Don't get me wrong, I've used Arch Linux as my primary distro for the last two years and I like their model a lot, but it's more than "nothing to it".

EDIT: Sorry about the somewhat gloomy reply. I agree with your comment in spirit and think the model is, despite its inevitable problems, a great one.



This model sounds like fun if it's your hobby.

In my world, however, spontaneously upgrading a library or a language runtime from one major version to the next will cause a bunch of websites to break. This is exactly what customers pay our company to avoid.

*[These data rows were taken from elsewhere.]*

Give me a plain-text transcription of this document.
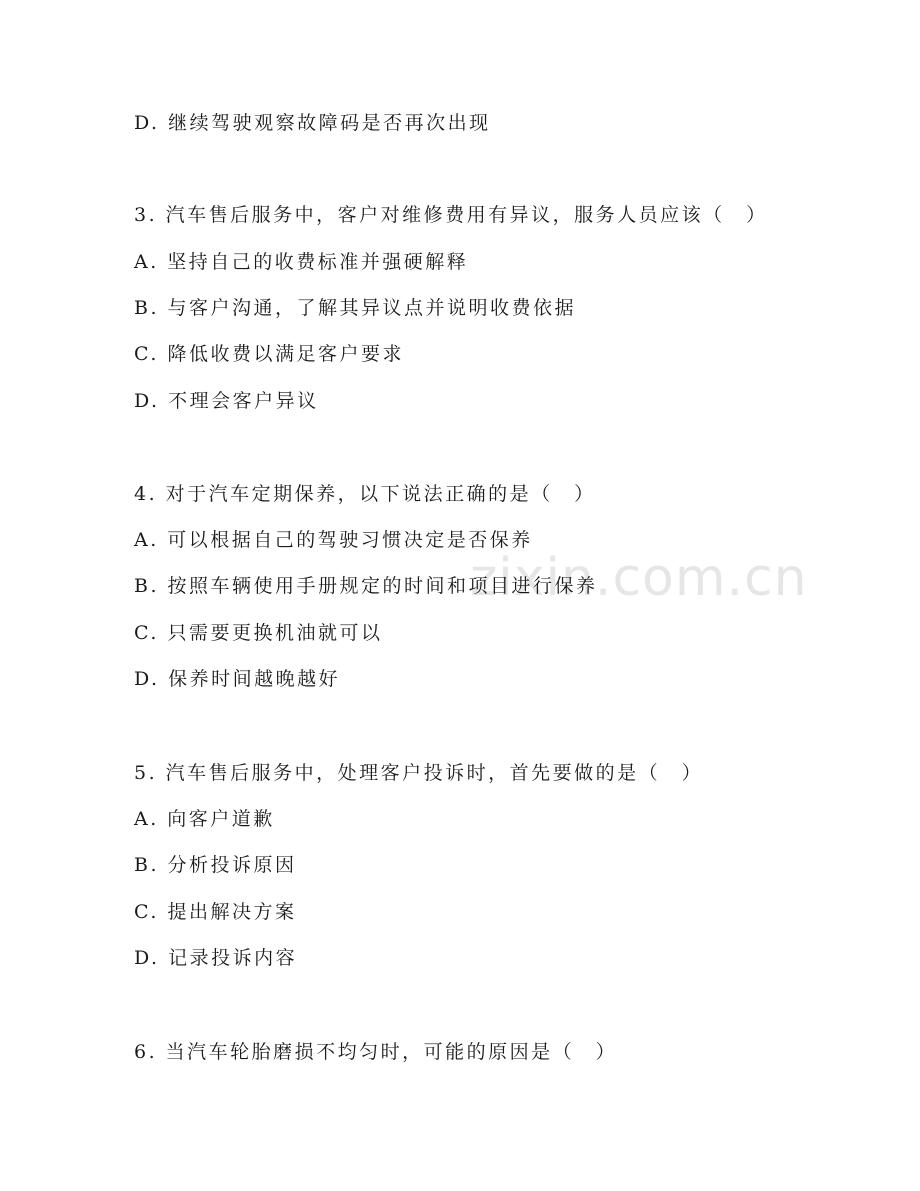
zixin.com.cn
D. 继续驾驶观察故障码是否再次出现
3. 汽车售后服务中，客户对维修费用有异议，服务人员应该（　）
A. 坚持自己的收费标准并强硬解释
B. 与客户沟通，了解其异议点并说明收费依据
C. 降低收费以满足客户要求
D. 不理会客户异议
4. 对于汽车定期保养，以下说法正确的是（　）
A. 可以根据自己的驾驶习惯决定是否保养
B. 按照车辆使用手册规定的时间和项目进行保养
C. 只需要更换机油就可以
D. 保养时间越晚越好
5. 汽车售后服务中，处理客户投诉时，首先要做的是（　）
A. 向客户道歉
B. 分析投诉原因
C. 提出解决方案
D. 记录投诉内容
6. 当汽车轮胎磨损不均匀时，可能的原因是（　）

Because, in fact, the "continuous" model is a poor fit for software ecosystems unless your time scale is sufficiently long. If you don't care about downtime as measured in hours or days, go ahead and sync up every day. But if you care about downtime as measured in minutes or seconds, the continuous model isn't good enough, because at that scale software doesn't evolve continuously at all. It lurches ahead in sudden jolts, and each component lurches ahead on its own timescale, and only when you stand way back does the process look continuous.

The other problem with the "continuous" model is bugs. Software only lurches ahead on average; in practice any given patch is as likely to move you backwards as forwards. Three steps forward, two steps back. If I could be assured that every change in the Linux kernel was permanent and perfect, it might be worthwhile to run my websites off the latest kernel source HEAD, sync up every day, and fix bugs as they arrived. But in the real world, if someone commits a bug to the kernel source tree on Monday, and it breaks my site, so I work around the bug, and then someone fixes the bug in the kernel on Friday, and then I roll back my workarounds, I have just wasted hours of my life that I will never see again. I have churned my code for no net gain.

(Of course, you may ask: Why didn't I just fix the kernel bug on Monday instead of working around it in my site's code? Well, the Linux universe is too complicated for any of us to hold all of it in our heads: I can't fix kernel bugs, at least not on a timescale of days. So "this isn't the Apple II anymore; the universe is too big to patch the whole thing at once" is yet another reason why the continuous model doesn't work.)

It's just not that simple.


Obviously one should not use this frivolous upgrading scheme on a server - I don't think anyone thinks otherwise.

At my own computer I don't see the problem. Python 3 replaced Python a couple of weeks ago in Arch, but it's possibly to use Python 2 (which I do, professionally) without too much hassle. As for kernel upgrades, I can always wait a couple of days to see if any major bugs creep up (obviously this requires keeping up with the news, which in itself is a small time investment).

Since I'm not too experienced I guess there are situations when I would wholeheartedly agree without you, but I've yet to come across them.